Jeff Balser, with Vanderbilt University Medical Center released the following statement in support of Mayor Cooper’s order:

“With the number of cases of COVID-19 rising rapidly, Nashvillians need to take every step now to slow the spread of the virus – to preserve precious healthcare resources to care for those who will soon need them.  Mayor Cooper’s Safer at Home Order will save lives. By following the order, we can reduce the number of people who need hospitalization all at once, enabling us to manage the coming COVID-19 patients while also serving people with many other conditions, like heart disease and cancer, who will continue to need us.”

Jeff Balser, Vanderbilt University

The “Safer At Home” Order, which will go into effect at 12:01 a.m. on Monday, March 23.

Most patients with COVID-19 have a mild respiratory illness including fever, cough and shortness of breath.
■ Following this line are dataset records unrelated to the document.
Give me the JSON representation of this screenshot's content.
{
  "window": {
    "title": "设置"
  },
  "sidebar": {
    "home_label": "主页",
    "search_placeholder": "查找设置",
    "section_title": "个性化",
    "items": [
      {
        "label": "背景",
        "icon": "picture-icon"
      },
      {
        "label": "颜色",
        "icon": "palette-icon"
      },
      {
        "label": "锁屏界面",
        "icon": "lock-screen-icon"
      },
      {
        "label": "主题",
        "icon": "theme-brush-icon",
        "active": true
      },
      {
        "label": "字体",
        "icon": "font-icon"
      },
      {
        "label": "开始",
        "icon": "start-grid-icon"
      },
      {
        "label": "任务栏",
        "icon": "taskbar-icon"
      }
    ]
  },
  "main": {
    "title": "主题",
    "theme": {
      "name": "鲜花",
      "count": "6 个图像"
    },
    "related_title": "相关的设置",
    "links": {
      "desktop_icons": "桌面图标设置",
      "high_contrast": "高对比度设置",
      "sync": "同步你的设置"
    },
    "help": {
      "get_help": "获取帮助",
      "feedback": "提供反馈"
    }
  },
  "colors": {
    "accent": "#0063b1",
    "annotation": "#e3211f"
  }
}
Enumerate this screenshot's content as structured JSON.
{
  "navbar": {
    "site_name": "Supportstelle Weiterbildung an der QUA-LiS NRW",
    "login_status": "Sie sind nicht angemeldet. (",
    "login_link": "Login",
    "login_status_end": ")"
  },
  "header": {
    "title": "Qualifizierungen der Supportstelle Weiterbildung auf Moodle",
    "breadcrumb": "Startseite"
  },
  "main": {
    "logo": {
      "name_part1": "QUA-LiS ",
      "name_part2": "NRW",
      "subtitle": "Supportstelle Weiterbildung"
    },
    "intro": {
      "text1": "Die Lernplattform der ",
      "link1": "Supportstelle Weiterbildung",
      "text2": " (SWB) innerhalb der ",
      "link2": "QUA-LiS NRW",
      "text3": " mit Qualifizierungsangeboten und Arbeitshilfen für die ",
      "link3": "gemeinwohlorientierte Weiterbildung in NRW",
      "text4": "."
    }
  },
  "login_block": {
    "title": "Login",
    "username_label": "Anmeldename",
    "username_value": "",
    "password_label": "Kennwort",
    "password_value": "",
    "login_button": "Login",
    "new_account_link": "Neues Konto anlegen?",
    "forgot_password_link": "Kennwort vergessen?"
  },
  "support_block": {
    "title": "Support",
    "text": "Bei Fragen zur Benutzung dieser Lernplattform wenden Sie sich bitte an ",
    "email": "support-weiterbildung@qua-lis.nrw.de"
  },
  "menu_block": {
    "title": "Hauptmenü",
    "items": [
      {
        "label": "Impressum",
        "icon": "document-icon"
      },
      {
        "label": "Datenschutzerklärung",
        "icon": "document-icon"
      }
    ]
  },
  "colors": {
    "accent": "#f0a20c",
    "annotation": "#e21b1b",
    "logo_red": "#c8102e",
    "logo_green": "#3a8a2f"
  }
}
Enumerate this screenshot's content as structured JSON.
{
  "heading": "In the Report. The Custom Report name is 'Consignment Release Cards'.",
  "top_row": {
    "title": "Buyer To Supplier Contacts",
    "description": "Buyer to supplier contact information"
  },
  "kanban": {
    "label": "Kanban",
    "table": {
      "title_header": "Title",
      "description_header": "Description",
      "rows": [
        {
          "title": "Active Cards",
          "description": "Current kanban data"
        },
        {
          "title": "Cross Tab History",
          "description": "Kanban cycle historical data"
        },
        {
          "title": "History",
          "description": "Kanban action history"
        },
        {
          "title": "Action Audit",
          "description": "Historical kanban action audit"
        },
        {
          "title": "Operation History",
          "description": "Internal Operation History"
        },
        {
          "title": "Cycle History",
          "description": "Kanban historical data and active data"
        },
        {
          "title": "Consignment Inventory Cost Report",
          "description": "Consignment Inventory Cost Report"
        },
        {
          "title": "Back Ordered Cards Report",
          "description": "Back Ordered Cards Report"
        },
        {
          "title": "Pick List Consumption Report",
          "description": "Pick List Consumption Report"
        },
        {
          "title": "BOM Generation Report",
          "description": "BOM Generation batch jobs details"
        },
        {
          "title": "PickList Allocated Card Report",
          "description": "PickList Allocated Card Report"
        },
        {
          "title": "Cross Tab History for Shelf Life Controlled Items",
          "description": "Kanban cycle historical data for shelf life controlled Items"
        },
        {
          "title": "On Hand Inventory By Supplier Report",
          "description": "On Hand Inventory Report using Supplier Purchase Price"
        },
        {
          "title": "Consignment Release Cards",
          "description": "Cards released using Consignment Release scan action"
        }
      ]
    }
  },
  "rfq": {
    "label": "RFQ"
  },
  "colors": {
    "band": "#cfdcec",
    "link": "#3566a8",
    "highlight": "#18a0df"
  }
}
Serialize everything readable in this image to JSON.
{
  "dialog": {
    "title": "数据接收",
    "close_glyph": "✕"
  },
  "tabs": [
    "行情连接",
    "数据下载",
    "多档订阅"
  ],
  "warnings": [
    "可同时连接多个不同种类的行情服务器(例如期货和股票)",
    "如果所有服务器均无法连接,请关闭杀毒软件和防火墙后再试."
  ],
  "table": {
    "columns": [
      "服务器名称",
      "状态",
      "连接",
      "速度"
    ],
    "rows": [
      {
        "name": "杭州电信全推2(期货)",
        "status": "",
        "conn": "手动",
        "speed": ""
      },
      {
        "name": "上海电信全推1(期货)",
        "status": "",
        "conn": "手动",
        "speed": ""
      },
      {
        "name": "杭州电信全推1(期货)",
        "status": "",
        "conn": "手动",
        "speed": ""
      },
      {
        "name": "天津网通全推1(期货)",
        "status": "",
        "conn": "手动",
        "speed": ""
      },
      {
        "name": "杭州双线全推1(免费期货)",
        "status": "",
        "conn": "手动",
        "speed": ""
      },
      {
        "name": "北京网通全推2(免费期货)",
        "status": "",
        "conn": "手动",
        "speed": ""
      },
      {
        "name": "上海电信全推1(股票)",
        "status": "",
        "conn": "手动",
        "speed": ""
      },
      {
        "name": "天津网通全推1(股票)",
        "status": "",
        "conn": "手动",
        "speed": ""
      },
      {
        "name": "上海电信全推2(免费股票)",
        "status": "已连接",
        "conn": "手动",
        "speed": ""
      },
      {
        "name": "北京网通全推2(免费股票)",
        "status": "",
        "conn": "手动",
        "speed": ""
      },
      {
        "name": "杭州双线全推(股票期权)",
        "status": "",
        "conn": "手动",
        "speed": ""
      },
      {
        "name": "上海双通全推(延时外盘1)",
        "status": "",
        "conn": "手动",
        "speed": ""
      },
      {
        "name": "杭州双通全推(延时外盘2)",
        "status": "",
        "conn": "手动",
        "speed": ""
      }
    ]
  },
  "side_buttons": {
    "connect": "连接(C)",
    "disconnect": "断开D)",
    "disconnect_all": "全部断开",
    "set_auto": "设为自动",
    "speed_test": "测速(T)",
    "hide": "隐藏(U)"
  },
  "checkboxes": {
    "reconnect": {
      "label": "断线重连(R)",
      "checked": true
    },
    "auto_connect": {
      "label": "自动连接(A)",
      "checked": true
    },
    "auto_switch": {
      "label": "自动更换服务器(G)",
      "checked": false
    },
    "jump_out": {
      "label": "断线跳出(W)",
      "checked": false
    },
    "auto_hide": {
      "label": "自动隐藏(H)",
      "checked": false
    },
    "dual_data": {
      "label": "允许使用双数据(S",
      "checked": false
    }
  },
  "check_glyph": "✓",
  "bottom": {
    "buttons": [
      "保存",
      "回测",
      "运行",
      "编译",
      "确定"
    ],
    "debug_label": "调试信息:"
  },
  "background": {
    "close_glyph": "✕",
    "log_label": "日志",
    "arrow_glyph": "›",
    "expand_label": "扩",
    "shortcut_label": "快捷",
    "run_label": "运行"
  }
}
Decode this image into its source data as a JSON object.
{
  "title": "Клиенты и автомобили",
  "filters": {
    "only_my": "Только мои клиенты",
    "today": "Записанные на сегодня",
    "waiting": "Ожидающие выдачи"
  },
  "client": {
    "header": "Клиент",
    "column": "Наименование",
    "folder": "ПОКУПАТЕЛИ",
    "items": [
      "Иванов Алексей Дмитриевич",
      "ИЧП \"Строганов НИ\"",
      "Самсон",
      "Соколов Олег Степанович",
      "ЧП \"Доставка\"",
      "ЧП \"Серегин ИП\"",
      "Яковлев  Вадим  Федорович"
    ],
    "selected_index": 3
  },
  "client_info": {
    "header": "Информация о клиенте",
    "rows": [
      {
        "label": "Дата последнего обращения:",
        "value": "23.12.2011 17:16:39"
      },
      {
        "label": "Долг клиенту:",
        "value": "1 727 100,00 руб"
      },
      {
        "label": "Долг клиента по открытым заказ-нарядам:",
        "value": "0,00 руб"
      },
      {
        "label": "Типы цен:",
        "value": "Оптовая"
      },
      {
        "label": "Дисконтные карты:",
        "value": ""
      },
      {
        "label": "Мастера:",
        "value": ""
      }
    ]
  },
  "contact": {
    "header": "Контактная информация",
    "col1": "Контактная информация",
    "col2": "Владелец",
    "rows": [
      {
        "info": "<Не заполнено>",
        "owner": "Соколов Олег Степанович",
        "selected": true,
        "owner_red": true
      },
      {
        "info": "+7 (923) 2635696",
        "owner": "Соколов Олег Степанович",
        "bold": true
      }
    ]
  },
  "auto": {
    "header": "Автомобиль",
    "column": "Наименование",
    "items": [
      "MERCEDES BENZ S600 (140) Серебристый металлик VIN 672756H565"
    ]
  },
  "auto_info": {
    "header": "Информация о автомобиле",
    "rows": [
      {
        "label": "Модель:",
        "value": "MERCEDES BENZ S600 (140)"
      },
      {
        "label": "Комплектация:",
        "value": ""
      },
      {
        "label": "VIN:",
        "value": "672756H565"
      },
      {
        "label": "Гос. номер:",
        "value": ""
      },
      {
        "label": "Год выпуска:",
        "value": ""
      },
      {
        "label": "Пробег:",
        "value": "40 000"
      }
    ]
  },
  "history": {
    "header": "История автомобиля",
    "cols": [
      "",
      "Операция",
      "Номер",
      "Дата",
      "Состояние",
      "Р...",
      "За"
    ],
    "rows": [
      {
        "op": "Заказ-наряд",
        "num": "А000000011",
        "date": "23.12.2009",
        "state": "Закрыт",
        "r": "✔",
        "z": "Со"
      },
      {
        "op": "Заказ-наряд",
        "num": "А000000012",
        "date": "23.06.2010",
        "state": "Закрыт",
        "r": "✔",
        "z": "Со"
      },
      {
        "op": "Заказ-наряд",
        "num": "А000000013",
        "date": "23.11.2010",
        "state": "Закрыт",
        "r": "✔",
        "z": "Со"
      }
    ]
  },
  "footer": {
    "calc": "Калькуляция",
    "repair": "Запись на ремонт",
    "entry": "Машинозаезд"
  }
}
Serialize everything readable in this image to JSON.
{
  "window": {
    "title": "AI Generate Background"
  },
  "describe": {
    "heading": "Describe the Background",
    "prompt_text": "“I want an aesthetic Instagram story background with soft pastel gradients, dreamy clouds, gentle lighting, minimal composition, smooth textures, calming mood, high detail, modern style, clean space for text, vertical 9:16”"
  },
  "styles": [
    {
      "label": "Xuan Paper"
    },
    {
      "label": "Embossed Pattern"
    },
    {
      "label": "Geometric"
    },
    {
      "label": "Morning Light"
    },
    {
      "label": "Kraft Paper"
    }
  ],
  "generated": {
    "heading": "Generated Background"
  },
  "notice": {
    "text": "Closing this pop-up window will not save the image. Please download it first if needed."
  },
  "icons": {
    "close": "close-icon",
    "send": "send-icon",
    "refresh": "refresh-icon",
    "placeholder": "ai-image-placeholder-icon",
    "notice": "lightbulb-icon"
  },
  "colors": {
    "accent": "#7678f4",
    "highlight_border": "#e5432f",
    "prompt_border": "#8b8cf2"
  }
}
The Tennessee Department of Health strongly encourages Tennesseans to wash your hands often with soap and water and to not touch your eyes, nose or mouth with unwashed hands.

The CDC recommends that organizers (whether groups or individuals) cancel or postpone in-person events that consist of 10 people or more throughout the United States.

High-risk individuals are defined as adults over 60 years old or people of any age with serious chronic medical conditions such as: Heart disease, diabetes, or lung disease.

The Tennessee Department of Health offers a COVID-19 Public Information Line at 877-857-2945, with information available daily from 10 a.m. to 10 p.m. Central Time.